According to one recent calculation, human-caused extinction now may be running as much as 120,000 times that level. In the mid-1990s, the Australian naturalist Tim Flannery, now head of the South Australian Museum in Adelaide,

became struck by how little we seemed to know about many extinctions, including relatively recent ones. Wherever you looked, there seemed to be gaps in the records-pieces missing, as with the dodo, or not recorded at all,

he told me when I met him in Melbourne a year or so ago. Flannery recruited his friend Peter Schouten, an artist and fellow Australian,

and together they embarked on a slightly obsessive quest to scour the world's major collections to find out what was lost, what was left, and what had never been known at all. They spent four years picking through old skins, musty specimens, old drawings, and written descriptions- whatever was available.

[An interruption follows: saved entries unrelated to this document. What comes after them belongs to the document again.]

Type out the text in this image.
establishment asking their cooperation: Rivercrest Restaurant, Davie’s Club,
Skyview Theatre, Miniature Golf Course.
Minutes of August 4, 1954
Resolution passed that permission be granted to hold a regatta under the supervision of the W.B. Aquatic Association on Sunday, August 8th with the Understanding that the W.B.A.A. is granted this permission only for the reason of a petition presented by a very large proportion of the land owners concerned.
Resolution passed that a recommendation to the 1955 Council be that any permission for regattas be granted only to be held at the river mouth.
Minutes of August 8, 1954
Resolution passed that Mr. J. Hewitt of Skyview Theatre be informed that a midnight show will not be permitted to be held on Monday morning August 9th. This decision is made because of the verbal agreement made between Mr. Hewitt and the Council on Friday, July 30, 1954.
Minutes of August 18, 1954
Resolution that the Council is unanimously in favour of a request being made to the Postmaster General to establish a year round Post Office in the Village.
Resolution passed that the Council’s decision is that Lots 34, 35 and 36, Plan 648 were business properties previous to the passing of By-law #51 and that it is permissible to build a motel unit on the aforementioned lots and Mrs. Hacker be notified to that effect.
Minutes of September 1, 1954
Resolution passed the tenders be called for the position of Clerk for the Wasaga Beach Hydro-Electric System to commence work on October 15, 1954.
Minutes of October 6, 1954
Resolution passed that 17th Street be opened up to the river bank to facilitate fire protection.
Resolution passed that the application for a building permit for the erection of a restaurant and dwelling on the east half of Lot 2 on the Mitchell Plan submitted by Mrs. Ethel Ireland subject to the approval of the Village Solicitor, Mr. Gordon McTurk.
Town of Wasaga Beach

Schouten made life-sized paintings of every animal they could reasonably re-create, and Flannery wrote the words. The result was an extraordinary book called A Gap in Nature, constituting the most complete-and, it must be said, moving- catalog of animal extinctions from the last three hundred years.

For some animals, records were good, but nobody had done anything much with them, sometimes for years, sometimes forever. Steller's sea cow, a walrus-like creature related to the dugong, was one of the last really big animals to go extinct.